The analysis involved data on 10,553 patients from 14 phase III randomized trials of first-line systemic therapy between 1997 and 2008 included in the Analysis and Research in Cancers of the Digestive System (ARCAD) database. Multivariate analysis was adjusted for age, sex, Eastern Cooperative Oncology Group performance status, primary tumor location (colon vs rectum), previous treatment, and baseline body mass index.

Patient Characteristics

Of the 10,553 patients, 9,178 (87%) had nonperitoneal metastatic disease, with 4,385 having 1 site of metastasis and 4,793 having at least 2 sites of metastasis. A total of 194 patients (2%) had isolated peritoneal metastatic disease, and 1,181 patients (11%) had peritoneal metastasis and other organ involvement.

The groups were similar with regard to age, ethnic origin, and use of targeted treatment. Patients with vs without peritoneal metastasis were more likely to be women (41% vs 36%, P = .0003), have colon primary tumors (84% vs 66%, P < .0001), and have a performance status of 2 (10% vs 6%, P < .0001).

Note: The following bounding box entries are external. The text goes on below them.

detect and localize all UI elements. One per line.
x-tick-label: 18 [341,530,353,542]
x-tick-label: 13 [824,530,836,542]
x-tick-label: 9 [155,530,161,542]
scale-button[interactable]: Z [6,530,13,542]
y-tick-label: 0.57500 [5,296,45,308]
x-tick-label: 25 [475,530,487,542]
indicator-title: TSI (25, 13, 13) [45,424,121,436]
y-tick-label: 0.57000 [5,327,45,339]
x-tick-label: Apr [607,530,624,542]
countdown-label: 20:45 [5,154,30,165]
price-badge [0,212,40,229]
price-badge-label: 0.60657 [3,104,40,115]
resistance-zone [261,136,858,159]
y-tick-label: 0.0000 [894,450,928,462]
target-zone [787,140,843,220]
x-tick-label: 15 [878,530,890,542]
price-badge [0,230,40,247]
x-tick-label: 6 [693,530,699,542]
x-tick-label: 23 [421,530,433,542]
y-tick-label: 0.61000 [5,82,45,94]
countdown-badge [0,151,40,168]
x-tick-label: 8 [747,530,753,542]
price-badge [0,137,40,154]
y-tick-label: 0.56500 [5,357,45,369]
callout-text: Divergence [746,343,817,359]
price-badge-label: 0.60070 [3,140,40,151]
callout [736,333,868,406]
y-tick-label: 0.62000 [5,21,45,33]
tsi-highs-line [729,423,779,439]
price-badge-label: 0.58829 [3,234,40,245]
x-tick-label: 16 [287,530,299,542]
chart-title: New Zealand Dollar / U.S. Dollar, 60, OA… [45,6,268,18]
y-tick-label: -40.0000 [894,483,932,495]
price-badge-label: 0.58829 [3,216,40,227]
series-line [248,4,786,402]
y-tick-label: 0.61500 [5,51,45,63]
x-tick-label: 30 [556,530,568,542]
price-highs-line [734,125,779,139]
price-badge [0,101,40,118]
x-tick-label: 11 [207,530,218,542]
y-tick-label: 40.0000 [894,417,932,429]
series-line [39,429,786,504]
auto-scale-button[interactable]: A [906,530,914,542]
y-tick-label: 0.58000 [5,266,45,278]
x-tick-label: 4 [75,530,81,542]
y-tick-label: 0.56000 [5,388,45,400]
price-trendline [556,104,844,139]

Among patients with available data, mutated BRAF was more common in patients with peritoneal-only metastasis (18%) and peritoneal and other metastatic sites (12%), compared with nonperitoneal metastasis (9%).

Overall Survival Outcomes

Compared with patients with isolated peritoneal metastasis, overall survival was significantly better in those with isolated nonperitoneal sites (adjusted hazard ratio [HR] = 0.75, P = .003) but similar in those with at least two nonperitoneal sites (adjusted HR = 1.04, P = .69) and in those with peritoneal metastasis plus one other site of metastasis (adjusted HR = 1.10, P = .37). Compared with patients with isolated peritoneal metastasis, patients with peritoneal metastasis plus at least two additional sites of metastasis had the shortest overall survival (adjusted HR = 1.40, P = .0011).

The investigators concluded: “Patients with peritoneal metastatic colorectal cancer have significantly shorter overall survival than those with other isolated sites of metastases. In patients with several sites of metastasis, poor survival is a function of both increased number of metastatic sites and peritoneal involvement. The pattern of metastasis and in particular, peritoneal involvement, results in prognostic heterogeneity of metastatic colorectal cancer.”

Jan Franko, MD, of Mercy Medical Center, Des Moines, is the corresponding author of The Lancet Oncology article.

The content in this post has not been reviewed by the American Society of Clinical Oncology, Inc. (ASCO®) and does not necessarily reflect the ideas and opinions of ASCO®.